Ask yourself, “What work and leisure activities put me in ‘the zone?’” Also think about, “When do I get so completely absorbed that time simply flies by?”
List these activities. Then narrow them down to your top three favorites.
Step 4: Find your money
Now that you know what activities you enjoy doing, it’s time to “find the money.”
Let’s say you listed “watching TV” as a passion. This isn’t a business opportunity by itself. But, blogging about TV shows can be a business. This is the process of “finding the money” in an activity that you already enjoy – aka a business opportunity you might consider.
This step can be tricky because we all have preconceived notions of what a viable business looks like. Our tendencies here are to censor and block our ideas, something that’s not very helpful.
So make it fun. Grab a friend, slam a shot of espresso, and play a game of brainstorm.
Go through your top three passions (step 3) one at a time, and take turns to brainstorm on “finding the money” for each one. The more and wilder your business ideas are, the better.
Just remember one key rule: no naysaying!
Step 5: Reason your moneyed ideas
Now that you have a lot of business ideas, it’s time to cross some out.
You’ll only keep doing something if it’s truly important to you. So, pull out your top reason for wanting to start a business (step 2) and a red marker. Bravely strike down the ideas that don’t fit the bill.
Eliminate the more obvious ones first and whittle the list down to three to five. Congratulations: these are your top business idea contenders.
Step 6: Test-drive your ideas
Remember that life is not a one-shot deal or a dress rehearsal. Pick one of the business ideas that appeals to you the most, and run with it.
Utilize classes like Creating Fame to learn the ropes of marketing. This will give you plenty of insights into growing a business as you learn “on the job.”
Step 7: Revise as needed
So, what happens if you find that your business idea needs adjusting?

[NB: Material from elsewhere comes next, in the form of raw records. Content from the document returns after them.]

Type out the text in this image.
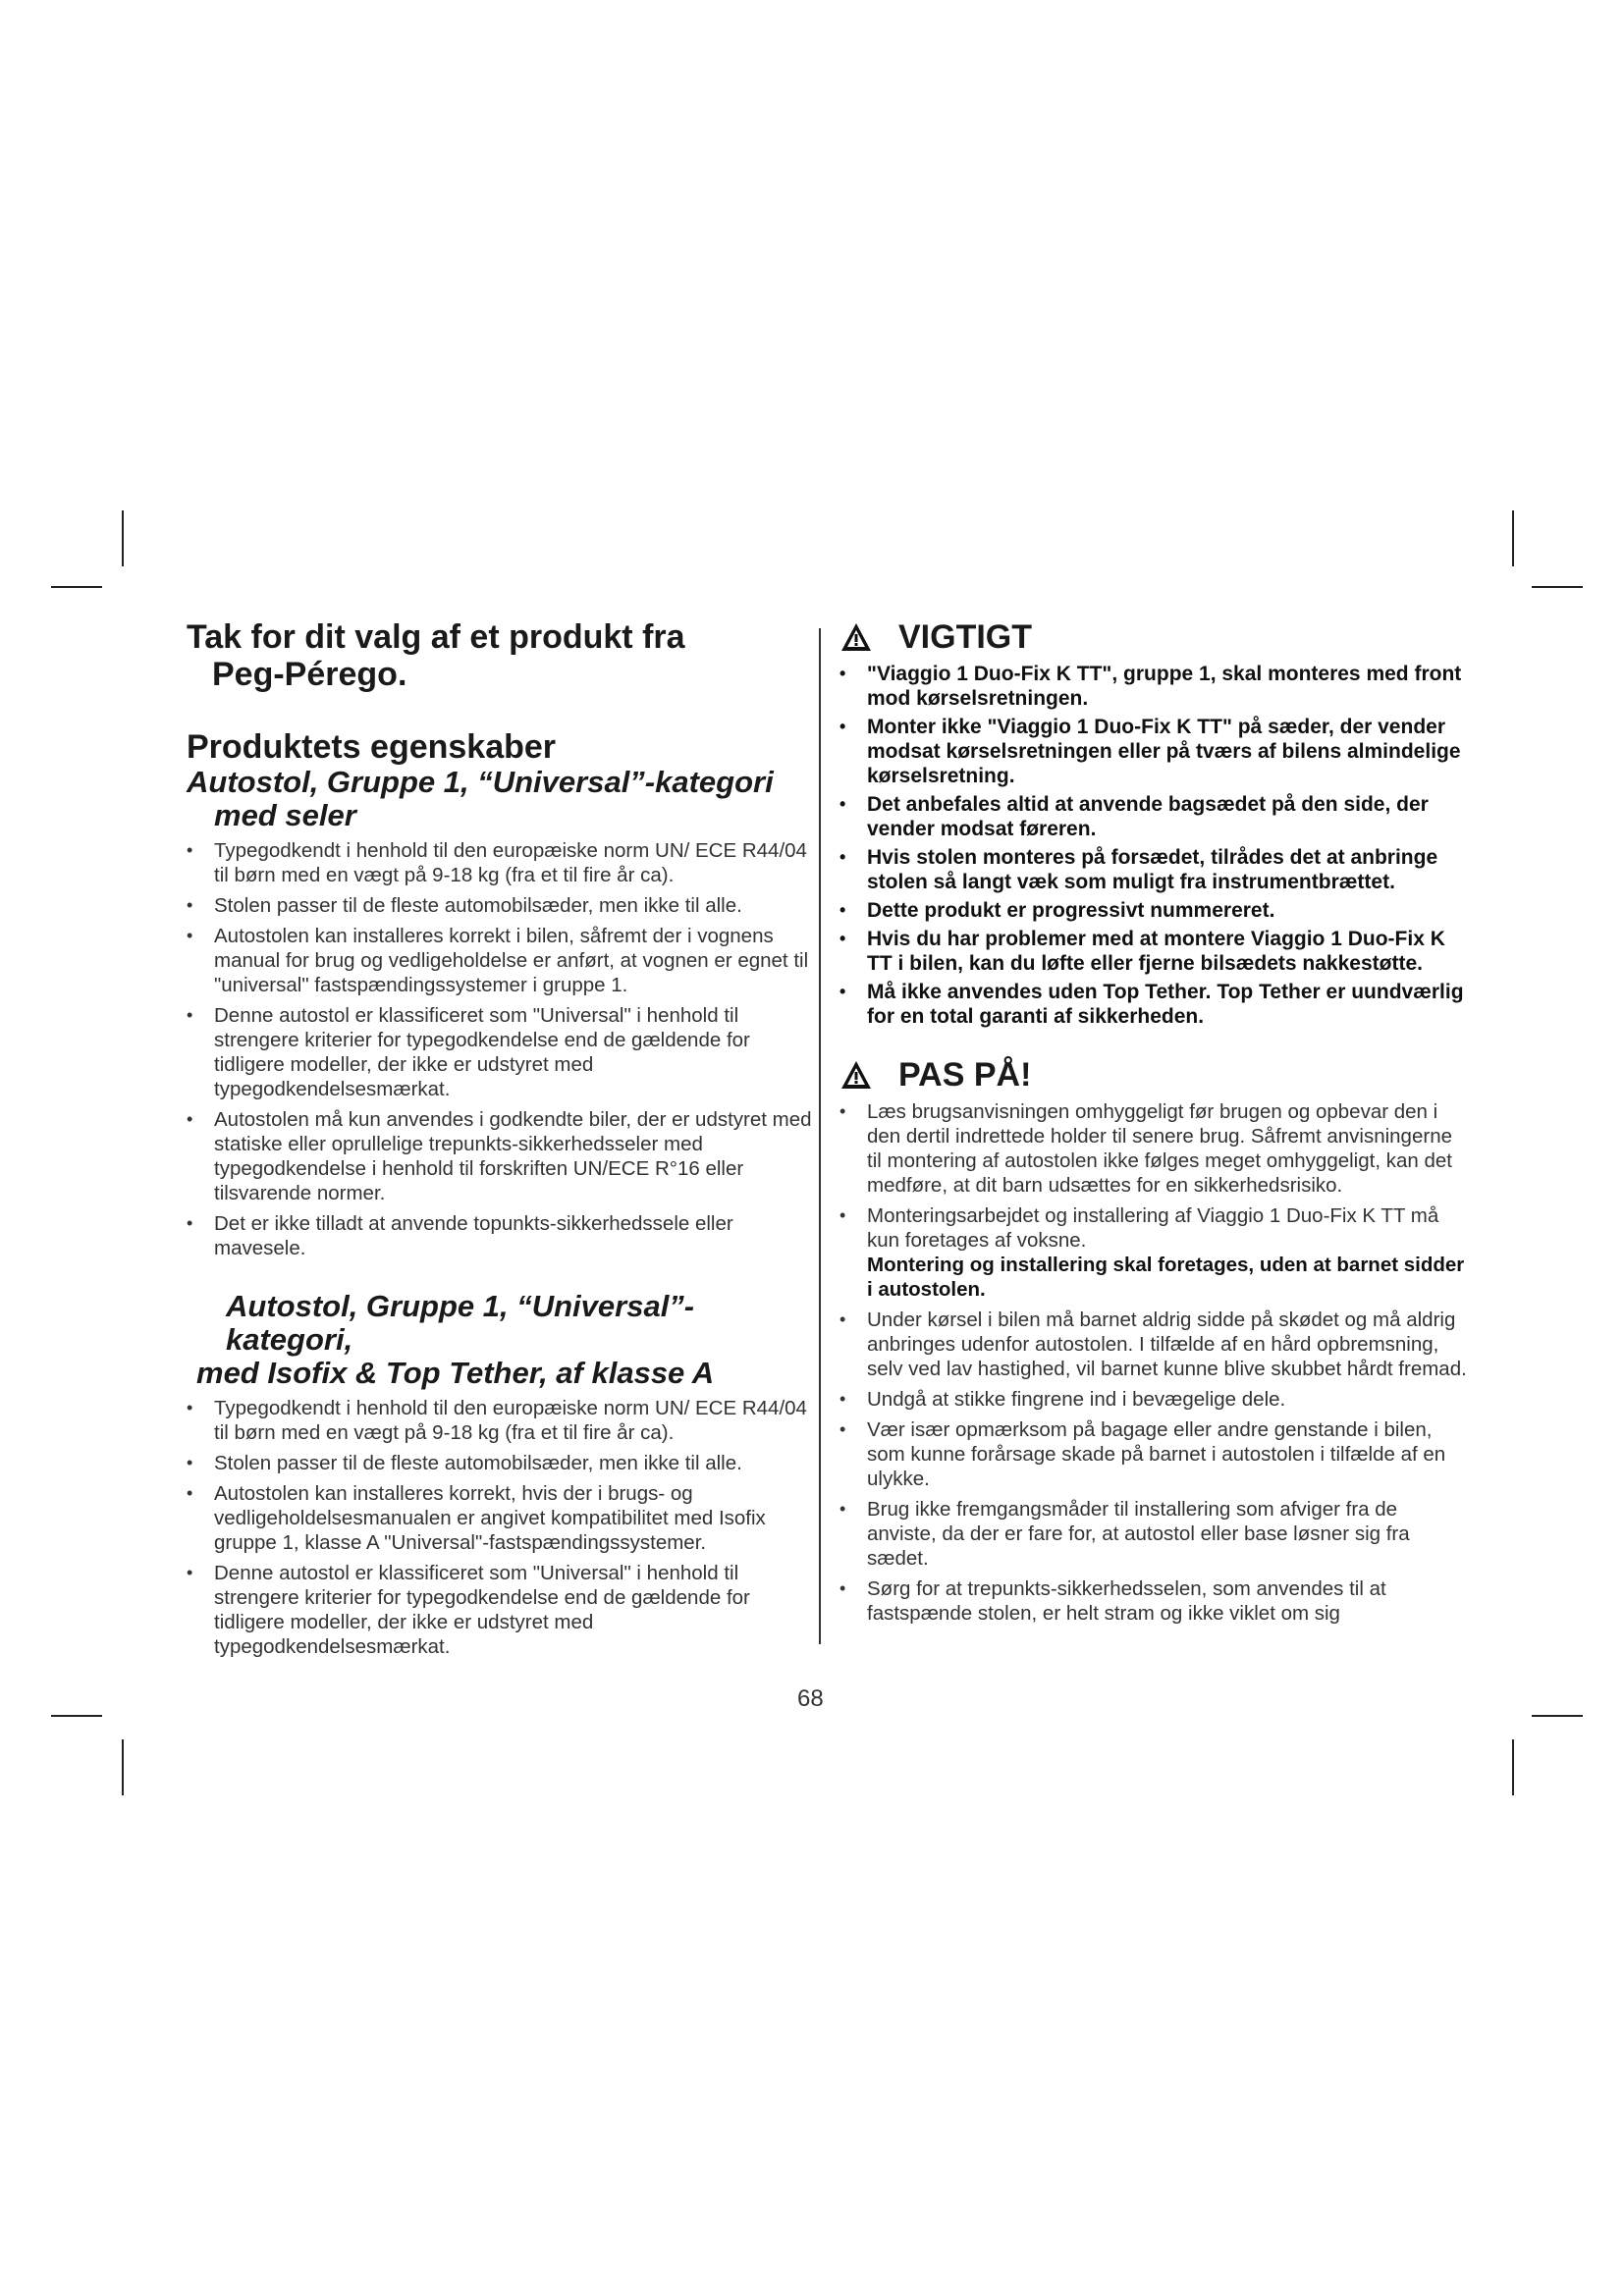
Tak for dit valg af et produkt fra
Peg-Pérego.
Produktets egenskaber
Autostol, Gruppe 1, “Universal”-kategori
med seler
• Typegodkendt i henhold til den europæiske norm UN/ ECE R44/04 til børn med en vægt på 9-18 kg (fra et til fire år ca).
• Stolen passer til de fleste automobilsæder, men ikke til alle.
• Autostolen kan installeres korrekt i bilen, såfremt der i vognens manual for brug og vedligeholdelse er anført, at vognen er egnet til "universal" fastspændingssystemer i gruppe 1.
• Denne autostol er klassificeret som "Universal" i henhold til strengere kriterier for typegodkendelse end de gældende for tidligere modeller, der ikke er udstyret med typegodkendelsesmærkat.
• Autostolen må kun anvendes i godkendte biler, der er udstyret med statiske eller oprullelige trepunkts-sikkerhedsseler med typegodkendelse i henhold til forskriften UN/ECE R°16 eller tilsvarende normer.
• Det er ikke tilladt at anvende topunkts-sikkerhedssele eller mavesele.
Autostol, Gruppe 1, “Universal”-kategori,
med Isofix & Top Tether, af klasse A
• Typegodkendt i henhold til den europæiske norm UN/ ECE R44/04 til børn med en vægt på 9-18 kg (fra et til fire år ca).
• Stolen passer til de fleste automobilsæder, men ikke til alle.
• Autostolen kan installeres korrekt, hvis der i brugs- og vedligeholdelsesmanualen er angivet kompatibilitet med Isofix gruppe 1, klasse A "Universal"-fastspændingssystemer.
• Denne autostol er klassificeret som "Universal" i henhold til strengere kriterier for typegodkendelse end de gældende for tidligere modeller, der ikke er udstyret med typegodkendelsesmærkat.
VIGTIGT
• "Viaggio 1 Duo-Fix K TT", gruppe 1, skal monteres med front mod kørselsretningen.
• Monter ikke "Viaggio 1 Duo-Fix K TT" på sæder, der vender modsat kørselsretningen eller på tværs af bilens almindelige kørselsretning.
• Det anbefales altid at anvende bagsædet på den side, der vender modsat føreren.
• Hvis stolen monteres på forsædet, tilrådes det at anbringe stolen så langt væk som muligt fra instrumentbrættet.
• Dette produkt er progressivt nummereret.
• Hvis du har problemer med at montere Viaggio 1 Duo-Fix K TT i bilen, kan du løfte eller fjerne bilsædets nakkestøtte.
• Må ikke anvendes uden Top Tether. Top Tether er uundværlig for en total garanti af sikkerheden.
PAS PÅ!
• Læs brugsanvisningen omhyggeligt før brugen og opbevar den i den dertil indrettede holder til senere brug. Såfremt anvisningerne til montering af autostolen ikke følges meget omhyggeligt, kan det medføre, at dit barn udsættes for en sikkerhedsrisiko.
• Monteringsarbejdet og installering af Viaggio 1 Duo-Fix K TT må kun foretages af voksne.
Montering og installering skal foretages, uden at barnet sidder i autostolen.
• Under kørsel i bilen må barnet aldrig sidde på skødet og må aldrig anbringes udenfor autostolen. I tilfælde af en hård opbremsning, selv ved lav hastighed, vil barnet kunne blive skubbet hårdt fremad.
• Undgå at stikke fingrene ind i bevægelige dele.
• Vær især opmærksom på bagage eller andre genstande i bilen, som kunne forårsage skade på barnet i autostolen i tilfælde af en ulykke.
• Brug ikke fremgangsmåder til installering som afviger fra de anviste, da der er fare for, at autostol eller base løsner sig fra sædet.
• Sørg for at trepunkts-sikkerhedsselen, som anvendes til at fastspænde stolen, er helt stram og ikke viklet om sig
68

Remember, every successful company revises its business regularly. Why should yours be any different? Stay open to new possibilities, just as long as you put all your new ideas through the 7-step process described here.
The real problem in the “I don’t know what I want” syndrome isn’t so much that you don’t know, but that you don’t know HOW to methodically separate the viable ideas from the impulsive one. So use a proven strategy like the one described here to zero in on your answers.
The point is to not get bogged down and to keep the momentum going. After all, what’s the point of dreaming to be your own boss but to realize it? So act, and make your strides toward your success now.